E’ bene evidenziare questo punto, perché questo è il rischio che più dovrebbe preoccupare l’Italia e non, come erroneamente riportato da moltissimi media, il rischio default. In caso l’Italia dovesse affrontare un problema di liquidità, l’Eurozona potrebbe avere serissimi problemi a concedergli un bail-out(prestito) come già fatto per Grecia, Portogallo ed Irlanda, vista la mole di debito da emettere dell’Italia.

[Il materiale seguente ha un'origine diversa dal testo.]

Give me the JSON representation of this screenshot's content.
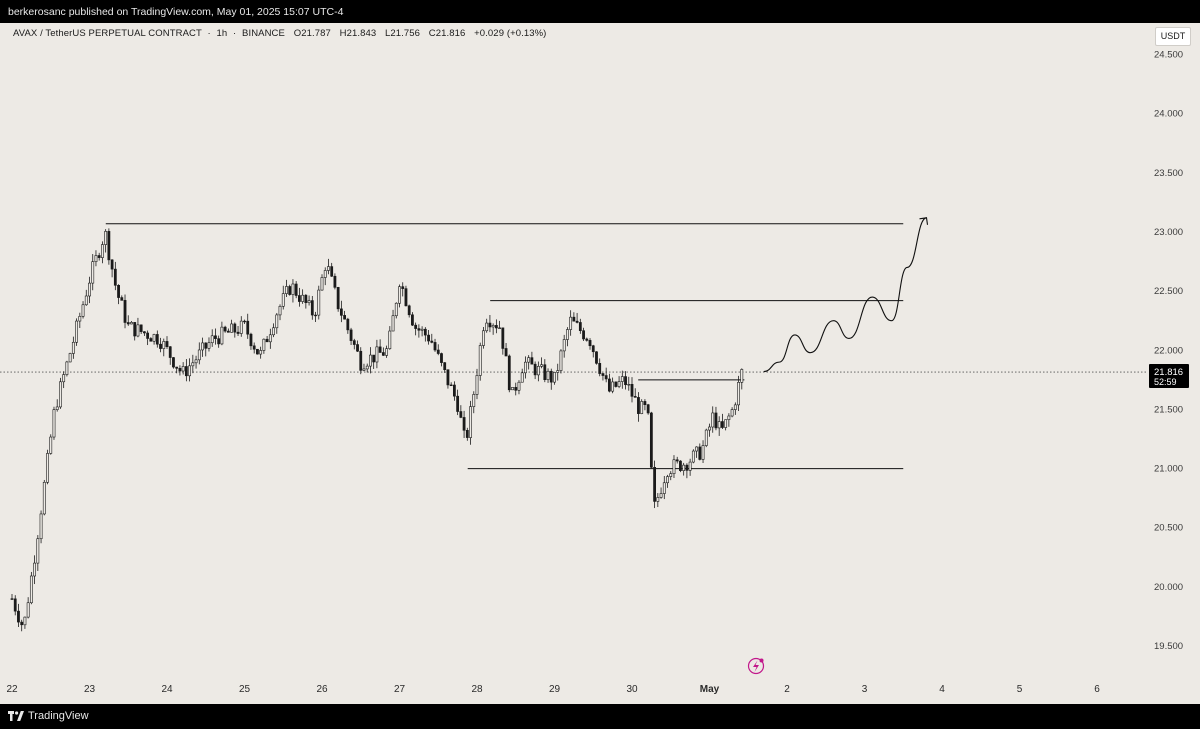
{
  "header": {
    "publish_text": "berkerosanc published on TradingView.com, May 01, 2025 15:07 UTC-4"
  },
  "legend": {
    "symbol": "AVAX / TetherUS PERPETUAL CONTRACT",
    "interval": "1h",
    "exchange": "BINANCE",
    "open": "O21.787",
    "high": "H21.843",
    "low": "L21.756",
    "close": "C21.816",
    "change": "+0.029 (+0.13%)"
  },
  "currency_label": "USDT",
  "price_badge": {
    "price": "21.816",
    "countdown": "52:59"
  },
  "footer": {
    "brand": "TradingView"
  },
  "colors": {
    "background": "#edeae5",
    "candle": "#1b1b1b",
    "badge_bg": "#000000",
    "event_icon": "#c2188b"
  },
  "chart_data": {
    "type": "candlestick",
    "yticks": [
      "24.500",
      "24.000",
      "23.500",
      "23.000",
      "22.500",
      "22.000",
      "21.500",
      "21.000",
      "20.500",
      "20.000",
      "19.500"
    ],
    "ylim": [
      19.4,
      24.6
    ],
    "x_labels": [
      "22",
      "23",
      "24",
      "25",
      "26",
      "27",
      "28",
      "29",
      "30",
      "May",
      "2",
      "3",
      "4",
      "5",
      "6"
    ],
    "x_ticks_days": [
      0,
      1,
      2,
      3,
      4,
      5,
      6,
      7,
      8,
      9,
      10,
      11,
      12,
      13,
      14
    ],
    "current_price": 21.816,
    "anchors": [
      [
        0.0,
        19.9
      ],
      [
        0.15,
        19.65
      ],
      [
        0.3,
        20.3
      ],
      [
        0.55,
        21.5
      ],
      [
        0.8,
        22.1
      ],
      [
        1.0,
        22.6
      ],
      [
        1.2,
        23.0
      ],
      [
        1.35,
        22.5
      ],
      [
        1.5,
        22.2
      ],
      [
        1.9,
        22.1
      ],
      [
        2.2,
        21.8
      ],
      [
        2.6,
        22.1
      ],
      [
        3.0,
        22.2
      ],
      [
        3.2,
        21.95
      ],
      [
        3.4,
        22.3
      ],
      [
        3.6,
        22.55
      ],
      [
        3.9,
        22.3
      ],
      [
        4.05,
        22.75
      ],
      [
        4.2,
        22.4
      ],
      [
        4.5,
        21.9
      ],
      [
        4.85,
        22.0
      ],
      [
        5.0,
        22.6
      ],
      [
        5.2,
        22.2
      ],
      [
        5.4,
        22.1
      ],
      [
        5.55,
        21.85
      ],
      [
        5.75,
        21.55
      ],
      [
        5.85,
        21.2
      ],
      [
        5.95,
        21.6
      ],
      [
        6.1,
        22.3
      ],
      [
        6.3,
        22.2
      ],
      [
        6.45,
        21.6
      ],
      [
        6.6,
        21.9
      ],
      [
        7.0,
        21.75
      ],
      [
        7.2,
        22.25
      ],
      [
        7.45,
        22.1
      ],
      [
        7.7,
        21.65
      ],
      [
        7.9,
        21.75
      ],
      [
        8.1,
        21.5
      ],
      [
        8.2,
        21.5
      ],
      [
        8.28,
        20.65
      ],
      [
        8.45,
        21.0
      ],
      [
        8.7,
        21.05
      ],
      [
        8.9,
        21.15
      ],
      [
        9.05,
        21.45
      ],
      [
        9.15,
        21.3
      ],
      [
        9.3,
        21.5
      ],
      [
        9.42,
        21.82
      ]
    ],
    "levels": [
      {
        "price": 23.07,
        "from": 1.21,
        "to": 11.5
      },
      {
        "price": 22.42,
        "from": 6.17,
        "to": 11.5
      },
      {
        "price": 21.0,
        "from": 5.88,
        "to": 11.5
      },
      {
        "price": 21.75,
        "from": 8.08,
        "to": 9.45
      }
    ],
    "projection": [
      [
        9.7,
        21.82
      ],
      [
        9.9,
        21.9
      ],
      [
        10.1,
        22.13
      ],
      [
        10.3,
        21.98
      ],
      [
        10.6,
        22.25
      ],
      [
        10.8,
        22.1
      ],
      [
        11.1,
        22.45
      ],
      [
        11.35,
        22.25
      ],
      [
        11.55,
        22.7
      ],
      [
        11.8,
        23.12
      ]
    ]
  }
}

Tutto ciò ci riporta allo spread e chiarisce meglio la situazione: visto che il rendimento dei titoli italiani aumenta, aumenta anche lo spread. Tutto così semplice? Non proprio. Visto che siamo in un periodo in cui la paura sui mercati è assai elevata, gli investitori corrono sempre più verso i cosiddetti beni rifugio: franco svizzero, oro e per l’appunto bund tedesco. Per cui gli investitori non solo “scappano” dai titoli di stato italiani, ma comprano titoli di stato tedeschi (nonostante abbiano rendimenti netti al tasso dell’inflazione addirittura negativi); questo significa che la curva dei rendimenti dei Bund scende, per cui si allarga anche in questo caso lo spread. Pure ipotizzando che i rendimenti italiani rimangano stabili, assisteremmo in ogni caso all’aumento dello Spread.

Tutto questo, significa che lo spread è spesso un indicatore assai incompleto e in alcuni casi fuorviante: se domani il rendimento tedesco scendesse di 10 punti, mentre quello italiano “solo” di 5 punti, assisteremmo ad un aumento dello Spread di 5 punti nonostante si sia verificato un calo dei rendimenti dei titoli italiani (che è quello che vorremmo sempre vedere attualmente).  Trovo per cui sbagliato ragionare sullo Spread come un parametro isolato,ma dovrebbe essere sempre accompagnato dall’effettivo rendimento dei titoli di stato.

Per cui ora abbiamo un panorama piuttosto completo, i CDS, i rendimenti dei titoli di Stato, lo spread e le agenzie di rating, sono tutti parte di un puzzle che contribuisce a determinare il rischio di un paese di andare in default.